Value is in the eye of the beholder
Prior to today’s news, Hammerson’s share price had declined around 36% over the past two years and the directors said today that Klépierre’s approach was “unsolicited and entirely opportunistic in its timing.” They say they unanimously threw out the proposal on the grounds that it “very significantly undervalues Hammerson, its track record of delivery, the quality of its portfolio, its market positions, and the opportunities it has for future value creation.”
I think the directors make a good point. The fact that the offer was at such a premium to the stock market’s valuation of Hammerson means that Klépierre’s directors saw greater value in the company. Now the stock market has woken up, which is why the shares are still 25% up even though the offer is a non-starter as far as Hammerson is concerned. Looking forward, maybe others will recognise Hammerson’s value and we may even see better offers from either Klépierre or other companies down the line.
Meanwhile, Hammerson said it “remains fully committed” to the acquisition of Intu Properties, which it announced on 6 December. The aim is to combine two “high-quality portfolios” under Hammerson’s management team. The directors think the Intu portfolio has many “large desirable high-footfall assets” and “a wealth of value-enhancing leasing and asset opportunities” that it can develop as well as realising around £25m in synergy savings annually.
Following the quality option
Chairman David Tyler seems clear that the best way forward is to be an acquirer rather than an acquiree. His comments were scathing about Klépierre’s move saying that as well as offering a price well below book value, the company was also asking shareholders to accept “a large element of paper in a company which in our view has a lower quality portfolio and lower growth prospects (than Hammerson’s).”

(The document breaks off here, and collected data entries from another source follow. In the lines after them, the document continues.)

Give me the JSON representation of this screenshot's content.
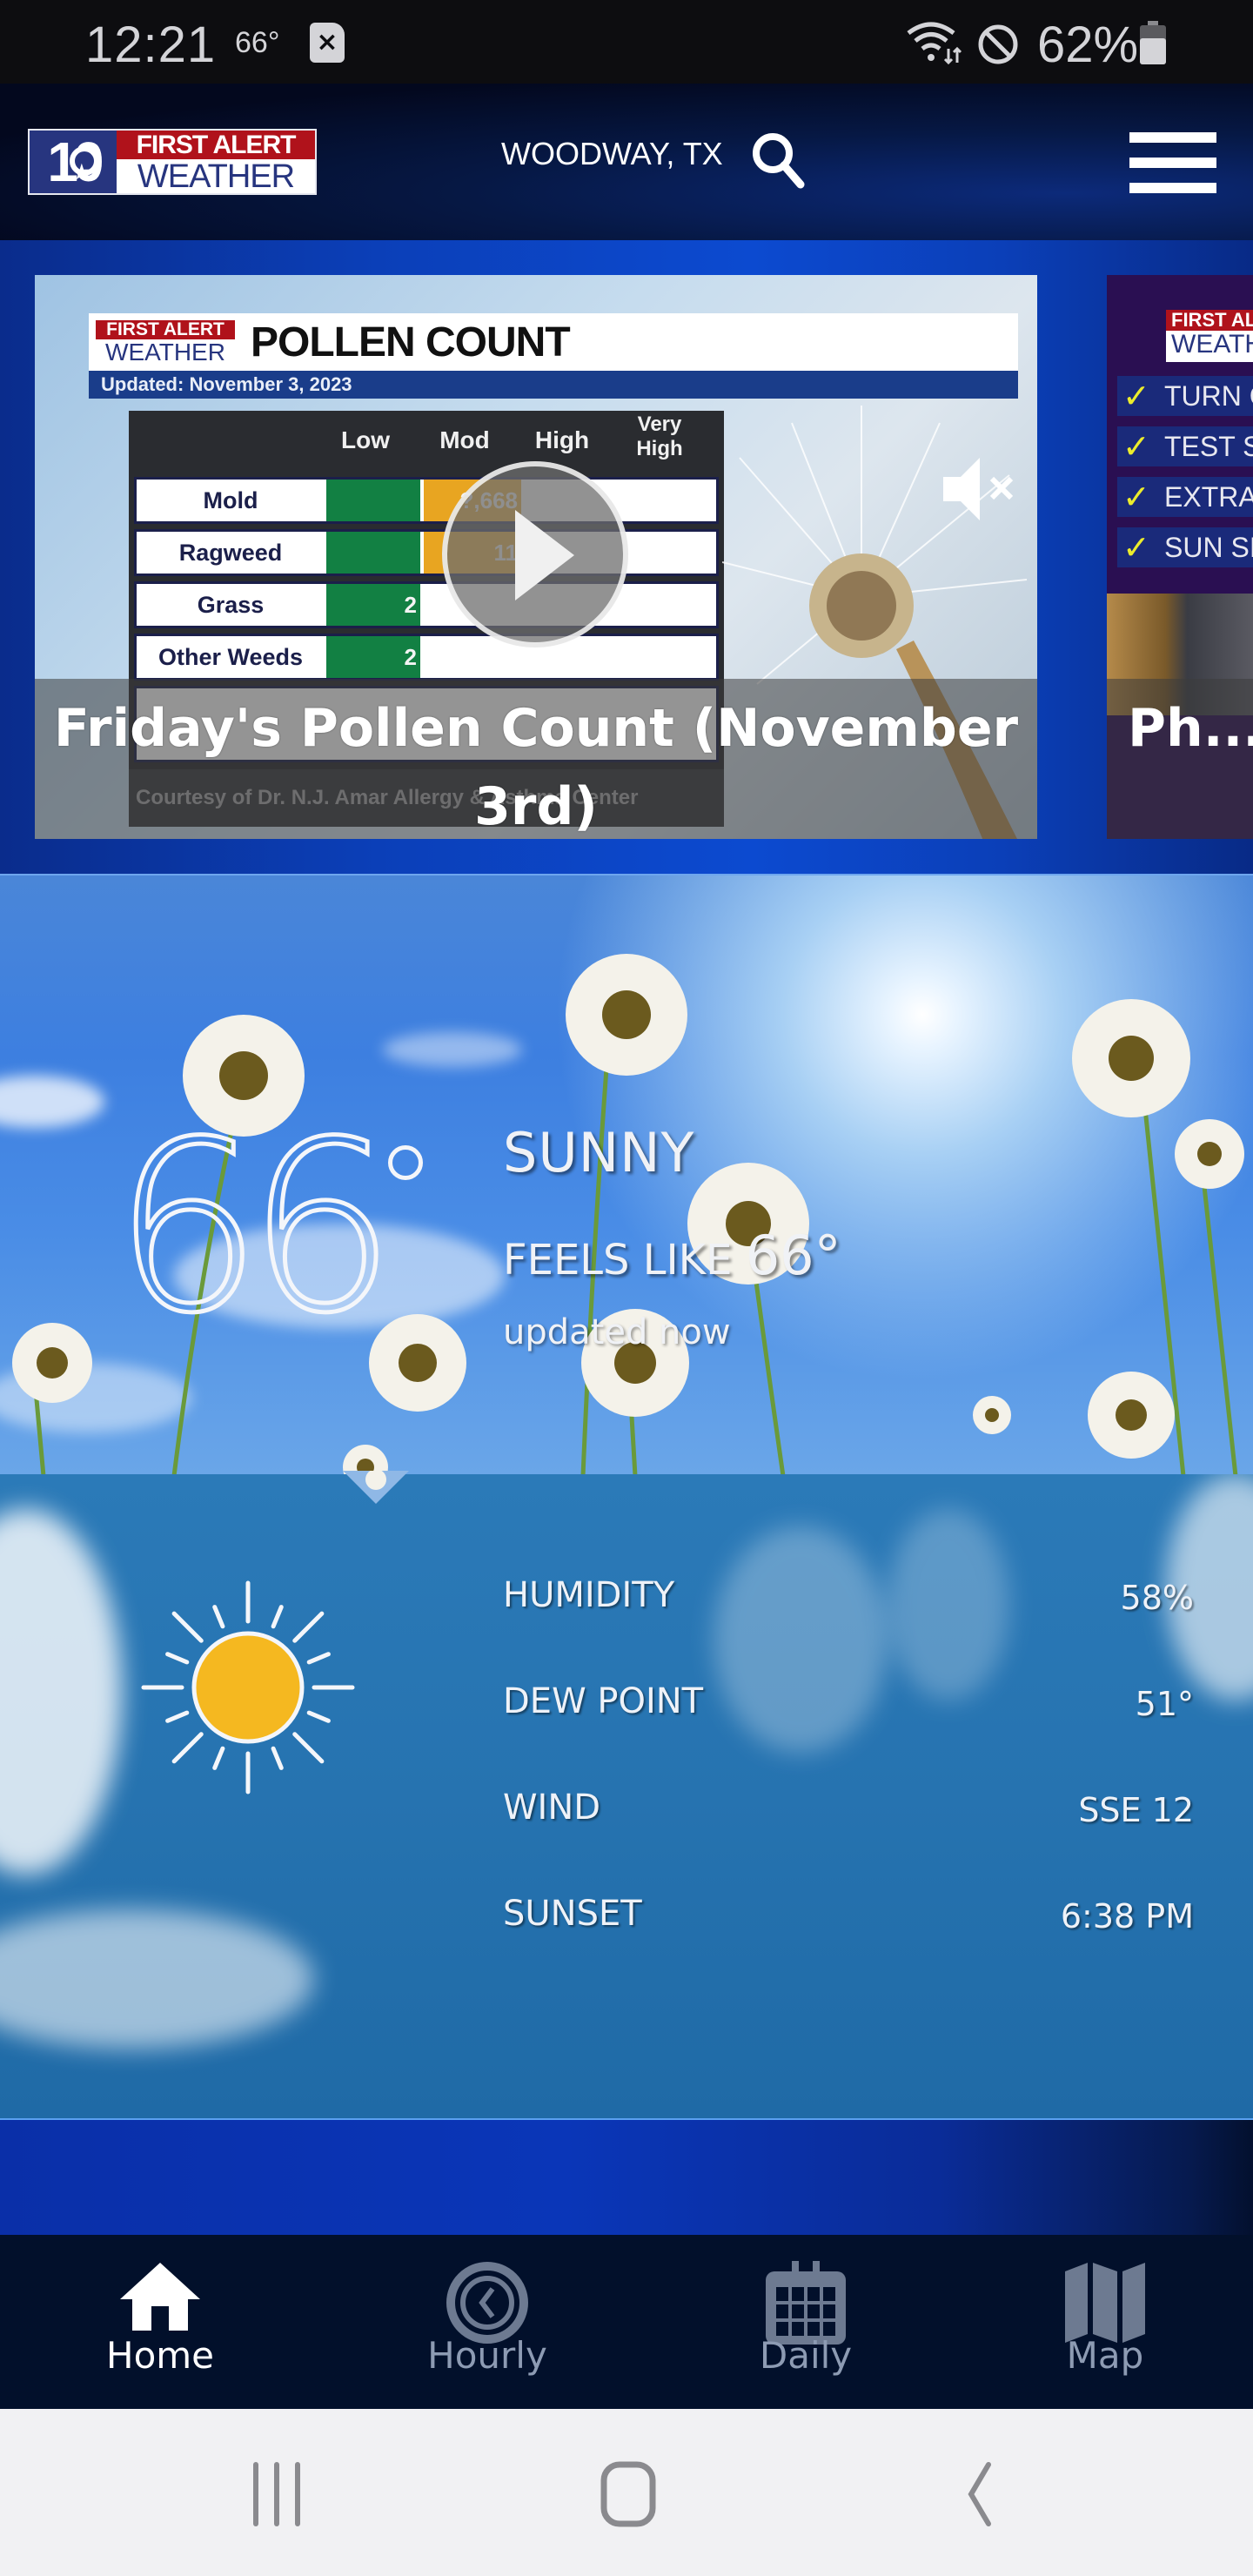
{
  "status_bar": {
    "time": "12:21",
    "temperature": "66°",
    "notification_icon": "app-notification-icon",
    "battery_percent": "62%",
    "icons": [
      "wifi-icon",
      "do-not-disturb-icon",
      "battery-icon"
    ]
  },
  "header": {
    "logo": {
      "number": "10",
      "line1": "FIRST ALERT",
      "line2": "WEATHER"
    },
    "location": "WOODWAY, TX",
    "search_icon": "search-icon",
    "menu_icon": "hamburger-menu-icon"
  },
  "carousel": {
    "cards": [
      {
        "caption": "Friday's Pollen Count (November 3rd)",
        "graphic": {
          "brand_line1": "FIRST ALERT",
          "brand_line2": "WEATHER",
          "title": "POLLEN COUNT",
          "updated": "Updated: November 3, 2023",
          "columns": [
            "Low",
            "Mod",
            "High",
            "Very High"
          ],
          "rows": [
            {
              "label": "Mold",
              "level": "Mod",
              "value": "?,668"
            },
            {
              "label": "Ragweed",
              "level": "Mod",
              "value": "11"
            },
            {
              "label": "Grass",
              "level": "Low",
              "value": "2"
            },
            {
              "label": "Other Weeds",
              "level": "Low",
              "value": "2"
            }
          ],
          "footer": "Courtesy of Dr. N.J. Amar Allergy & Asthma Center"
        },
        "play_icon": "play-icon",
        "mute_icon": "muted-speaker-icon"
      },
      {
        "caption": "Ph... With...",
        "graphic": {
          "brand_line1": "FIRST ALERT",
          "brand_line2": "WEATHER",
          "checklist": [
            "TURN C",
            "TEST S",
            "EXTRA",
            "SUN SI"
          ]
        }
      }
    ]
  },
  "current": {
    "temperature": "66",
    "condition": "SUNNY",
    "feels_like_label": "FEELS LIKE",
    "feels_like_value": "66°",
    "updated": "updated now",
    "icon": "sunny-icon"
  },
  "details": [
    {
      "label": "HUMIDITY",
      "value": "58%"
    },
    {
      "label": "DEW POINT",
      "value": "51°"
    },
    {
      "label": "WIND",
      "value": "SSE 12"
    },
    {
      "label": "SUNSET",
      "value": "6:38 PM"
    }
  ],
  "bottom_nav": {
    "items": [
      {
        "label": "Home",
        "icon": "home-icon",
        "active": true
      },
      {
        "label": "Hourly",
        "icon": "clock-icon",
        "active": false
      },
      {
        "label": "Daily",
        "icon": "calendar-icon",
        "active": false
      },
      {
        "label": "Map",
        "icon": "map-icon",
        "active": false
      }
    ]
  },
  "system_nav": {
    "recents": "recent-apps-icon",
    "home": "home-button-icon",
    "back": "back-icon"
  },
  "colors": {
    "header_bg": "#03081e",
    "accent_blue": "#0b3fb8",
    "nav_bg": "#02102b",
    "nav_active": "#ffffff",
    "nav_inactive": "#8d9bb3",
    "sun_yellow": "#f5b820",
    "details_bg": "#2673b0",
    "pollen_low": "#128043",
    "pollen_mod": "#e8a521",
    "brand_red": "#b0121b",
    "brand_navy": "#27357f"
  }
}
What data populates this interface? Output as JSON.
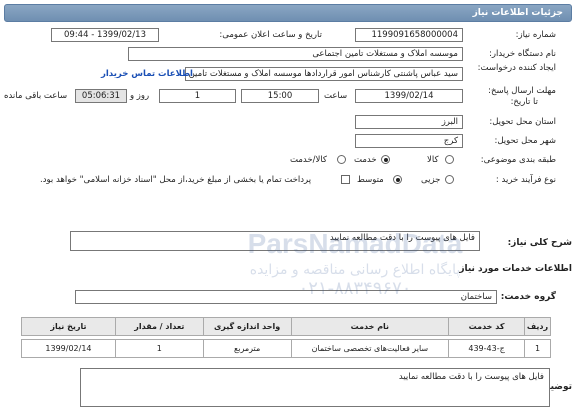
{
  "header": {
    "title": "جزئیات اطلاعات نیاز"
  },
  "fields": {
    "need_number_label": "شماره نیاز:",
    "need_number": "1199091658000004",
    "announce_label": "تاریخ و ساعت اعلان عمومی:",
    "announce_value": "1399/02/13 - 09:44",
    "buyer_org_label": "نام دستگاه خریدار:",
    "buyer_org": "موسسه املاک و مستغلات تامین اجتماعی",
    "creator_label": "ایجاد کننده درخواست:",
    "creator": "سید عباس پاشنتی کارشناس امور قراردادها موسسه املاک و مستغلات تامین",
    "contact_link": "اطلاعات تماس خریدار",
    "deadline_label": "مهلت ارسال پاسخ:",
    "deadline_label2": "تا تاریخ:",
    "deadline_date": "1399/02/14",
    "time_label": "ساعت",
    "deadline_time": "15:00",
    "days_value": "1",
    "days_label": "روز و",
    "remaining_time": "05:06:31",
    "remaining_label": "ساعت باقی مانده",
    "province_label": "استان محل تحویل:",
    "province": "البرز",
    "city_label": "شهر محل تحویل:",
    "city": "کرج",
    "category_label": "طبقه بندی موضوعی:",
    "category_options": [
      "کالا",
      "خدمت",
      "کالا/خدمت"
    ],
    "category_selected": "خدمت",
    "purchase_type_label": "نوع فرآیند خرید :",
    "purchase_options": [
      "جزیی",
      "متوسط"
    ],
    "purchase_selected": "متوسط",
    "payment_note": "پرداخت تمام یا بخشی از مبلغ خرید،از محل \"اسناد خزانه اسلامی\" خواهد بود."
  },
  "summary": {
    "label": "شرح کلی نیاز:",
    "value": "فایل های پیوست را با دقت مطالعه نمایید"
  },
  "services": {
    "section_title": "اطلاعات خدمات مورد نیاز",
    "group_label": "گروه خدمت:",
    "group_value": "ساختمان",
    "columns": [
      "ردیف",
      "کد خدمت",
      "نام خدمت",
      "واحد اندازه گیری",
      "تعداد / مقدار",
      "تاریخ نیاز"
    ],
    "rows": [
      [
        "1",
        "ج-43-439",
        "سایر فعالیت‌های تخصصی ساختمان",
        "مترمربع",
        "1",
        "1399/02/14"
      ]
    ]
  },
  "buyer_notes": {
    "label": "توضیحات خریدار:",
    "value": "فایل های پیوست را با دقت مطالعه نمایید"
  },
  "watermark": {
    "line1": "ParsNamadData",
    "line2": "پایگاه اطلاع رسانی مناقصه و مزایده",
    "line3": "۰۲۱-۸۸۳۴۹۶۷۰"
  },
  "colors": {
    "header": "#7895b8",
    "link": "#1a4fb5",
    "table_head": "#e9e9e9"
  }
}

So, should you pile into the shares now they are up 25% and ‘in play’, so to speak? At first glance, the current valuation remains attractive. At the current share price around 545p, the discount to book value runs at 28% or so, and the forward dividend yield runs close to 5%. But Hammerson specialises in leasing retail properties and it’s no secret how tough trading in the sector has been for many retail firms lately. I think that situation reflects in the share price weakness we’ve seen with Hammerson over the past couple of years. I’m happy to watch developments from the sidelines for now and will look for other stocks for my retirement portfolio.